POST /content/submit with { url, title, platformSlug?, groupSlug?, channelSlug?, tagSlugs? }:

  1. Validate URL (valid URL, 2–2048 chars).
  2. Validate platformSlug if supplied; infer from URL hostname if missing (simple map: youtube.com → youtube, x.com/twitter.com → twitter, bsky.app → bluesky, reddit.com → reddit, else generic).
  3. Validate groupSlug is active; fall back to a configured default group if unspecified.
  4. Validate every tag slug exists and is active; reject with 400 if any doesn't (do not auto-create tags from submissions).
  5. Generate a slug from title; on conflict, append a short random suffix.
  6. Insert with approvalStatus: 'pending', submittedBy: <user>.
  7. Fire content.submitted event (in-process EventEmitter v1; queue later).

Approval flow

POST /content/<slug>/approve:

  1. Load content; 404 if missing or inactive.
  2. 422 if not pending (idempotent rejections are fine; see "idempotency" below).
  3. Update approvalStatus: 'approved', approvedAt: now, approvalMeta.
  4. Fire content.approved event → async thumbnail mip generation, usage-count increment.
  5. Return updated content in envelope.

POST /content/<slug>/reject is analogous; takes optional reason.

Idempotency. Approving an already-approved item returns the current state with 200 and meta.unchanged: true — don't error. Rejecting an already-rejected item same pattern.


8. Catalog derivation

GET /catalog is a derived view. Assembly:

  1. Query surfaces.find({ isActive: true, isVisible: true }).sort({ displayOrder: 1 }).lean().
  2. For each surface, query groups (same filters, sorted).
  3. For each group, query channels (same filters, sorted).
  4. Query active platforms and build the platform list.
  5. Compute facet list from a config (or from distinct tags.facet values).
  6. Compute etag from a hash of max(updatedAt) across the queried collections.
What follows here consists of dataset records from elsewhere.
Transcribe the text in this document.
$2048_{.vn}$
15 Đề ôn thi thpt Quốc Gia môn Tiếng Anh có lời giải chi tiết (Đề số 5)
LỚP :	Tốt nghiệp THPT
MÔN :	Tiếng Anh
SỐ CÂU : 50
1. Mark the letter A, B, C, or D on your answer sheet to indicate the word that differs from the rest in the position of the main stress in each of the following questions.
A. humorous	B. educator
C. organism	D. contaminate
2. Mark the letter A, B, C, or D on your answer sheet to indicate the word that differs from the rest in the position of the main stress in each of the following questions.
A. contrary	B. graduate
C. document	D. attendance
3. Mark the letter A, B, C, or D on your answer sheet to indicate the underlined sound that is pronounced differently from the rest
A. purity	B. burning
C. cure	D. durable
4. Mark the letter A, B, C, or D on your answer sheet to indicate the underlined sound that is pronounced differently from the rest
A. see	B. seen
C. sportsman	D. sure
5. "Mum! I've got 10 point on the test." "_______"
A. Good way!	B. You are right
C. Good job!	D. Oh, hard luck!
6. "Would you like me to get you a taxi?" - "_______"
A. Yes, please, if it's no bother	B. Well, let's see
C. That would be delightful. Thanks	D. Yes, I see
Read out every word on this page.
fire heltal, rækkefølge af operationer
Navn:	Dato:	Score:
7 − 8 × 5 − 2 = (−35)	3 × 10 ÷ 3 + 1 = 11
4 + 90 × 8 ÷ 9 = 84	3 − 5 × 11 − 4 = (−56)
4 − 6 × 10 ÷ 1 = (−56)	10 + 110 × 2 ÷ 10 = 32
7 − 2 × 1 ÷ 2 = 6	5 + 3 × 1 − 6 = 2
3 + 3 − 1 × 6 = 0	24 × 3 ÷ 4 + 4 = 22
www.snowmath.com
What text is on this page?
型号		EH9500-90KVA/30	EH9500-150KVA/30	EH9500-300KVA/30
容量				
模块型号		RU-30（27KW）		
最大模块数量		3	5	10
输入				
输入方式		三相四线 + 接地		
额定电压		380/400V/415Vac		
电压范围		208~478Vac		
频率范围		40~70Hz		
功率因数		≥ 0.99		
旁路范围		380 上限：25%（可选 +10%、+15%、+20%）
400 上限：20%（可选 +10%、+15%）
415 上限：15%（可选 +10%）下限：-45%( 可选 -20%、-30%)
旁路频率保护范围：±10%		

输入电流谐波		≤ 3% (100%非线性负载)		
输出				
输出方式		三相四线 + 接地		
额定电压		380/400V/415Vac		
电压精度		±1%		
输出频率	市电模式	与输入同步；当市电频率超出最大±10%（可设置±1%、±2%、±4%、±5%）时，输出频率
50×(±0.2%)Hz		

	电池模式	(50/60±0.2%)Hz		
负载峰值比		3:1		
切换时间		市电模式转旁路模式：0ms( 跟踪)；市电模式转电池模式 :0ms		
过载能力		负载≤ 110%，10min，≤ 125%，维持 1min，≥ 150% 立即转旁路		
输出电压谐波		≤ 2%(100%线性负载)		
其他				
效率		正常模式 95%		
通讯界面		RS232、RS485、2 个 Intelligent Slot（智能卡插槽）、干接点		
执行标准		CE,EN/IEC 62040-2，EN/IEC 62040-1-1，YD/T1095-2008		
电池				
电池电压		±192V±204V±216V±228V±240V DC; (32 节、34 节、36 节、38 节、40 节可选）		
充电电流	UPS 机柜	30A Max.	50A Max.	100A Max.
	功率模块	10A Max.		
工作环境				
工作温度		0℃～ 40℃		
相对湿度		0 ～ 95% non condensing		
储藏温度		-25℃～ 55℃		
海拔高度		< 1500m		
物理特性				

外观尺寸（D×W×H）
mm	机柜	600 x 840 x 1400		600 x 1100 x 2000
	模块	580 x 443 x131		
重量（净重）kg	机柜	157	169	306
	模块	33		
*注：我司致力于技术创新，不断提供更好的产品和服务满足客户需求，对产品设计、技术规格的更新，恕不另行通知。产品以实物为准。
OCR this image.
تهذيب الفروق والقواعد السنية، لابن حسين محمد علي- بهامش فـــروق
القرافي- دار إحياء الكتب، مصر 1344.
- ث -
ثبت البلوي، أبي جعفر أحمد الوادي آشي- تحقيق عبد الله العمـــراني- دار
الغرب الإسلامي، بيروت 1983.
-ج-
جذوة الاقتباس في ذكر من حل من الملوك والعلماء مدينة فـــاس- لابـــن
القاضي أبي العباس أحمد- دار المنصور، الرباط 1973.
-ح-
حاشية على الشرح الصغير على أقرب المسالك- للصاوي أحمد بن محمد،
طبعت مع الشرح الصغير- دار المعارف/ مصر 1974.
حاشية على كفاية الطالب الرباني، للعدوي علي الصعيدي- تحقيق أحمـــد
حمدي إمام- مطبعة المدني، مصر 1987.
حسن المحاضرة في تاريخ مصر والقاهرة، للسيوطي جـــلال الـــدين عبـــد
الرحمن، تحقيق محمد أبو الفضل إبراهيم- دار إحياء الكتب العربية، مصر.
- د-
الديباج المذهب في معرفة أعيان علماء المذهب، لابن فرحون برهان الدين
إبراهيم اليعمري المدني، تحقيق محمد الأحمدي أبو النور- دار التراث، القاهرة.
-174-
Assembly happens in a service method that is cached (Nest CacheModule with ttl: 300s, keyed by 'catalog:v1'). Writes to any taxonomy collection invalidate the cache via a central CatalogCacheService.invalidate() hook called from each taxonomy controller's write paths.

Handling admin vs public

Hidden surfaces (those with minPermission set) are omitted for callers who lack the permission. The cache is keyed on a derived permission bucket ('public' | 'moderator' | 'admin') so a single cache serves each bucket.


9. Seeding

On first boot (if surfaces.countDocuments() === 0), the app seeds:

  • One surface: { slug: 'content', label: 'Content', routePrefix: '/browse', browseMode: 'topic-groups' }.
  • A starter group: { surfaceSlug: 'content', slug: 'general', label: 'General' }.
  • The platform list (youtube, twitter, bluesky, reddit, article, generic).
  • Roles (admin, moderator, member) per AUTH.md §5.

Seed script: api/scripts/seed.ts (TBD). Safe to re-run — each seed entry uses findOneAndUpdate with upsert: true.


10. Migration posture

No migration framework in v1. When a schema change is needed:

  1. Mongoose schema change is forward-compatible (default: … on new required fields; type widening).
  2. A one-off script in api/scripts/migrations/ mutates existing documents.
  3. Never rename a field in place — add-new, backfill, deprecate, remove.

This is acceptable at current scale (no prod data). Revisit if operational maturity demands a formal tool (e.g. migrate-mongo).